I have often stated that organisational success is only possible if four critical factors in the strategic framework are in harmony and aligned: purpose, vision, strategy and leadership. The state is no exception to this requirement. I have also cautioned that context is the first and most critical constraint or limiting factor to defining and achieving the strategic objectives.
No sustainable strategic planning is possible without paying particular attention to the limiting confines of context. Ignoring it always imposes a serious sustainability risk. Insightful leaders always keep a very keen eye on the changing domestic and global dynamics that might impact negatively on their strategic plans and objectives. This is the ability that differentiates insightful leaders from the rest and can transform them into great leaders.
It is important to recall that Nelson Mandela held a very firm belief that reconciliation and nation building were fundamental conditions for sustaining the peace and order required to assure the transformation and transition we needed as a nation. On his visit to Davos in 1992 he came to understand, in a dramatic way, that the support of the international community and investors was critical to power the economy and sustain the transition he sought. He seized the moment and made a fundamental strategic shift that was necessary to secure this support. We still venerate him for this visionary leadership.

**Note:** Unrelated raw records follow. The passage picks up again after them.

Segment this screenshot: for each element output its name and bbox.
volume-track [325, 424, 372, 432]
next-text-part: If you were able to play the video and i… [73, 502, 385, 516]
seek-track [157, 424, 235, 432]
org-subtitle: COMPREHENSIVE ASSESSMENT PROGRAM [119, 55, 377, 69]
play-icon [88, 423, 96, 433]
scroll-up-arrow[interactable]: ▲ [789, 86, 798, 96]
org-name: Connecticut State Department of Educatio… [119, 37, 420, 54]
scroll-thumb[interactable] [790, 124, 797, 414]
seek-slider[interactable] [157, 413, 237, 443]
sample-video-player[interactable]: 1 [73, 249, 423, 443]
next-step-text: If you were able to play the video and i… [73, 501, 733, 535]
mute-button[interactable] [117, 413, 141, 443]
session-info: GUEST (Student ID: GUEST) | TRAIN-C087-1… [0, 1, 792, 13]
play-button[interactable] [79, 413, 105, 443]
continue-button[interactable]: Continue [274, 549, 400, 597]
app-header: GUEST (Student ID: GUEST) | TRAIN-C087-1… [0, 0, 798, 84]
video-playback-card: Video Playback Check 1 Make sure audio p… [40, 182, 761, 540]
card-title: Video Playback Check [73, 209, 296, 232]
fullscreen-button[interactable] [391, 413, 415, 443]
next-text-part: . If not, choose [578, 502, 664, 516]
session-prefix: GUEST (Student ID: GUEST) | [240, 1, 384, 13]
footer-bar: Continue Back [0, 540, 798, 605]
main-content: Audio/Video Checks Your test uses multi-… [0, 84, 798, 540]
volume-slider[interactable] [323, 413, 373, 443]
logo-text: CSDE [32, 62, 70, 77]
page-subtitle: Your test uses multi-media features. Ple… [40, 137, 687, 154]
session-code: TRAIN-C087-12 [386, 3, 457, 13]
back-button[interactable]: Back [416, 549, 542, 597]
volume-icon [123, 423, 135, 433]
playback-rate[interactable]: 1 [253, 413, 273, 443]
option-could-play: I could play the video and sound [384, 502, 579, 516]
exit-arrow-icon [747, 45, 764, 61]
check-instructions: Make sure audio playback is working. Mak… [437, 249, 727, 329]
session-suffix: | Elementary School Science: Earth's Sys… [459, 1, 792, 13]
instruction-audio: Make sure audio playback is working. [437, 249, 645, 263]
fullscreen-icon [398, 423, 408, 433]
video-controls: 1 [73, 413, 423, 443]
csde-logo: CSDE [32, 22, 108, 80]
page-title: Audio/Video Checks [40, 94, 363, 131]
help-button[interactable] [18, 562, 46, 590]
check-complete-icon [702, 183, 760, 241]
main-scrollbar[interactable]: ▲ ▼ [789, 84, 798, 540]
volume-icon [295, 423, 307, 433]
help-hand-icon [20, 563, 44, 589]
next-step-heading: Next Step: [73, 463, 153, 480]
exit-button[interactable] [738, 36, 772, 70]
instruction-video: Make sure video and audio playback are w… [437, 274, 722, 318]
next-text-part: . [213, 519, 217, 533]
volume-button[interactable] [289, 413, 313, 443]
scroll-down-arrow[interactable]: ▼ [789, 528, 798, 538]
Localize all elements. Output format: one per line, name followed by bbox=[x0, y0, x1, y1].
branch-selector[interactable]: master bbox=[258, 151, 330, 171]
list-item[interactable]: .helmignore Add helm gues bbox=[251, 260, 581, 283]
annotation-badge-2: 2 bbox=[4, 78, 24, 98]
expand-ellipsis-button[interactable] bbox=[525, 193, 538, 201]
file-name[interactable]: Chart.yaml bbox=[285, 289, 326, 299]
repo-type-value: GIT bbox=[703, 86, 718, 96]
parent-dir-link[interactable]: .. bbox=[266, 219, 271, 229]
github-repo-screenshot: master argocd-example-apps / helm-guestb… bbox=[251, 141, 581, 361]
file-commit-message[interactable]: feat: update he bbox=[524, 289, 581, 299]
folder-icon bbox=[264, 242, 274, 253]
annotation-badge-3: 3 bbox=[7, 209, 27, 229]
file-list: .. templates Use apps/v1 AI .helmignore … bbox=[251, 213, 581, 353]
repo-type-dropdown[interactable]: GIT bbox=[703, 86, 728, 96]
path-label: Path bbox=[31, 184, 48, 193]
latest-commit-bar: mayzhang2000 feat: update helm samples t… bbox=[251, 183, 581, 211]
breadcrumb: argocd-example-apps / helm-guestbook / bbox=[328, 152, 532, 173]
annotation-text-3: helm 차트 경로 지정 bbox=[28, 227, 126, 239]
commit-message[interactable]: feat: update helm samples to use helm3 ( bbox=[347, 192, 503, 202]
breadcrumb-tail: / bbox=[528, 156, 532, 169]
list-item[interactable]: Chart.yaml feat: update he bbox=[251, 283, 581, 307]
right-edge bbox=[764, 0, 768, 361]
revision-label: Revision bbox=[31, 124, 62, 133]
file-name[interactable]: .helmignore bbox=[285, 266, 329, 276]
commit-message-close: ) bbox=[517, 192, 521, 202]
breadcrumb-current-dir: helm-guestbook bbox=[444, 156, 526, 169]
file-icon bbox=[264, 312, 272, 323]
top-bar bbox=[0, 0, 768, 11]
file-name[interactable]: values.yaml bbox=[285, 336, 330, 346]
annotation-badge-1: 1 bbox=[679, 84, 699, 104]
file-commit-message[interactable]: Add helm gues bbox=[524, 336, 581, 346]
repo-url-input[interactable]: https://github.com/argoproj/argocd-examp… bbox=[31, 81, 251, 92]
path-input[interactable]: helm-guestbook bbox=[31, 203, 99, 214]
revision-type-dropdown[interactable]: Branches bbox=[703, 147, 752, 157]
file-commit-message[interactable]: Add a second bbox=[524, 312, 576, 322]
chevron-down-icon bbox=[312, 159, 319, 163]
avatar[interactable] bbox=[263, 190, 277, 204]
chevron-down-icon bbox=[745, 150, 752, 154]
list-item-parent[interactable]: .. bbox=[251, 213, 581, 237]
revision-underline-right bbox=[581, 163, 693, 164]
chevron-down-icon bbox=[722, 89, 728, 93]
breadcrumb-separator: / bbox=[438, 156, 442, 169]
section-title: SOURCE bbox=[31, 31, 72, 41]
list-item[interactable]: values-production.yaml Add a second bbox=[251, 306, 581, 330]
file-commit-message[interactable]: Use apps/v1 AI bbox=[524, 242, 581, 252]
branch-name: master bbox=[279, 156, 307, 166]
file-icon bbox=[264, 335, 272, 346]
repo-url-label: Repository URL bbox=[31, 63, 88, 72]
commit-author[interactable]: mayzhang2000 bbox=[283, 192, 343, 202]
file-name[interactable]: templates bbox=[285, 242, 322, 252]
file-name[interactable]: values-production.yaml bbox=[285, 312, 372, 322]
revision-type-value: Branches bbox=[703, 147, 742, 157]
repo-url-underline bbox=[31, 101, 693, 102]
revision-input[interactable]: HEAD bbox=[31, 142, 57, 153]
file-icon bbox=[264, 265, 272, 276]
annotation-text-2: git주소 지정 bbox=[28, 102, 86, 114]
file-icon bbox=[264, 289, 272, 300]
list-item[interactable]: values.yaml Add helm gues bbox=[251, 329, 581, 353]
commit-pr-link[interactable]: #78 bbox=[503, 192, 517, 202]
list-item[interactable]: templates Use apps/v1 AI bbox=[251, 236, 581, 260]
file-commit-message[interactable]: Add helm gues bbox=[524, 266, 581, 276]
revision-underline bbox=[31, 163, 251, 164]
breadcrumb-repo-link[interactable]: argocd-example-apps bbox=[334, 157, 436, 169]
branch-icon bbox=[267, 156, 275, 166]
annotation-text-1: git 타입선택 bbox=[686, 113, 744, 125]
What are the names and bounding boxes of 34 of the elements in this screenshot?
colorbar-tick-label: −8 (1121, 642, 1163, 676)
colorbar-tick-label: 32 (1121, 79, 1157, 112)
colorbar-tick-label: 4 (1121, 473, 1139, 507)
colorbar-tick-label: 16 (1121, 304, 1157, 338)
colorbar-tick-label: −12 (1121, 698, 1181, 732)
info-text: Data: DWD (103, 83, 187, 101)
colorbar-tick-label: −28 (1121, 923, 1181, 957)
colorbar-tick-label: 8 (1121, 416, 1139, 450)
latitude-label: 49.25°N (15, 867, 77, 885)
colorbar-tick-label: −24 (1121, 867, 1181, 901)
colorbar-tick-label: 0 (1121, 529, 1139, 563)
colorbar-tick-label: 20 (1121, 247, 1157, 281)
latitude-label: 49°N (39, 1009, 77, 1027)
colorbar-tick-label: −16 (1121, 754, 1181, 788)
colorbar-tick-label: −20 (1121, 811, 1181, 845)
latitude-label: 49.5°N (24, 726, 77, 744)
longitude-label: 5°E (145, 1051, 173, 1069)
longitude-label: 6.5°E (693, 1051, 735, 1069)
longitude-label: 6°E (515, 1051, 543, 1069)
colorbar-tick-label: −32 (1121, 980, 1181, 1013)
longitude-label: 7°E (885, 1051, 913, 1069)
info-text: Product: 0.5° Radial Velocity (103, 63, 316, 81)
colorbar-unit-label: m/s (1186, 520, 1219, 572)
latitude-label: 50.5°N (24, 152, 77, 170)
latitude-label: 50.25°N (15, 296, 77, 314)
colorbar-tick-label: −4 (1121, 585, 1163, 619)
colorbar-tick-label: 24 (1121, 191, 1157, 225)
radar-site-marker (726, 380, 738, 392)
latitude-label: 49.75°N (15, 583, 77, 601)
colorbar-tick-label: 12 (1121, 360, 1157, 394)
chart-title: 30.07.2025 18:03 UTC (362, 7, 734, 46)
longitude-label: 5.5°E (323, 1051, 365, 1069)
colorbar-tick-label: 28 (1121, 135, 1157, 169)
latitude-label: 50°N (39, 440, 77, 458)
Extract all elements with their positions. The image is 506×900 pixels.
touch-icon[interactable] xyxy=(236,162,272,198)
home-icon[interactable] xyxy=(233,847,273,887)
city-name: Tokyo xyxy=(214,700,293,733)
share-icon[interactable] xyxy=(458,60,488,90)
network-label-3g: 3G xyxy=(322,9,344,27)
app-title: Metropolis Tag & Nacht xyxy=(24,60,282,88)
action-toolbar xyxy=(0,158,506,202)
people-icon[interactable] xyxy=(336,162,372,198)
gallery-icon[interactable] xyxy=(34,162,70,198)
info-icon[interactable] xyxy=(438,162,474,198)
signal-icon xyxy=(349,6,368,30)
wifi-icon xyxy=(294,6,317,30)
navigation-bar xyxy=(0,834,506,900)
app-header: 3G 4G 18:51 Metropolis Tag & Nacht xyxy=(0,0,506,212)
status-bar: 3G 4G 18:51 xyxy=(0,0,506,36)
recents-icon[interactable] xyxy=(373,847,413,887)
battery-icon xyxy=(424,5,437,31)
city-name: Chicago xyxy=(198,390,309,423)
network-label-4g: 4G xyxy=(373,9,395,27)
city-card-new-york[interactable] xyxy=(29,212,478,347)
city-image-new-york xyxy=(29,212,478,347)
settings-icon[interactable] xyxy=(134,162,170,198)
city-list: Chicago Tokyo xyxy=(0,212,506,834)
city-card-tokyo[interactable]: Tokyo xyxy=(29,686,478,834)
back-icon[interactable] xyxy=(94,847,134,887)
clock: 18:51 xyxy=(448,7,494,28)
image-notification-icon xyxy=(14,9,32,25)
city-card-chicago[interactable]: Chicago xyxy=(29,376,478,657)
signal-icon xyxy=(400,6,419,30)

On August 15 1985 PW Botha faced the international television audience and made what is now known as the Rubicon speech. The world had been led to believe that he was going to release Mandela and introduce other reforms that would pave the way for a smooth transition to democracy. But he surprised many in his Cabinet by taking a hard-line position. He was too consumed by the perceived power of the military to understand that the international capital market possessed a far more effective and devastating power that it can exert.
He failed spectacularly to recognise that there was an increasing momentum to the global geopolitical shift that ultimately led to the disintegration of the Soviet Union and the fall of the Berlin Wall. He also failed to understand that international opposition to the apartheid state was growing at a pace that would make its survival almost impossible. The decision of the foreign banks to refuse to roll over South Africa’s loans, and provide new credit, was indeed the tipping point.
It was clear that his position was influenced by a small but very influential clique within the military. He failed to comprehend the context and seize the moment and his failing health provided an opportunity for his deputy, FW de Klerk, to take over the leadership as head of state. De Klerk was quick to realise the implications of the new and emerging global and decided that change was urgently needed. It certainly dawned on him that economic stagnation and increasing violence would destroy the country unless serious engagement with the ANC was initiated. And this would only start with the release of Mandela and the unbanning of all political parties.
The prevailing context for South Africa in 2015 is decidedly very precarious. We are currently suffering the harshest drought in decades. Indications are that importing maize and other basic food items will be very costly given the rand/dollar exchange. Domestic debt levels are very high in a sluggish economy and prospects of increasing inflation. Traditionally, December always exposes households to unaffordable debt commitments and very stressful levels in January when schools reopen. The recent credit rating downgrade will certainly increase our borrowing costs and push up inflation and trigger interest rate increases by the Reserve Bank. The scenario for the poor is very bleak indeed.
What is needed at such times is market stability and positive actions by the government to improve the investment climate. It is in this context that the desperate action by the president to summarily dismiss the finance minister is baffling. Clearly this decision was a result of desperate pressure by a particular group that stands to benefit by the absence of Nhlanhla Nene. It was an act of woefully pathetic miscalculation that paid no attention to the aforementioned context. The anticipated benefit is meaningless when compared to the damage that has been done on the already sluggish economy. The market fallout was predictable but the ultimate sufferers will be the poor in the coming months. This unfortunate episode has unleashed a self-imposed crisis.
If indeed there was a plan to deploy Nene to the Brics bank, and as it has since transpired, this decision was discussed with the ANC top brass six weeks previously, then there should have been a better way of managing and communicating the transition. No amount of urgency can justify the desperate manner in which his purported deployment was managed. Bringing back Pravin Gordhan only confirms the perception that indeed this was a desperate decision. It also confirms the prevailing belief by leading thought leaders that there is a harmful lack of strategic depth and competency in the Presidency and the ANC itself.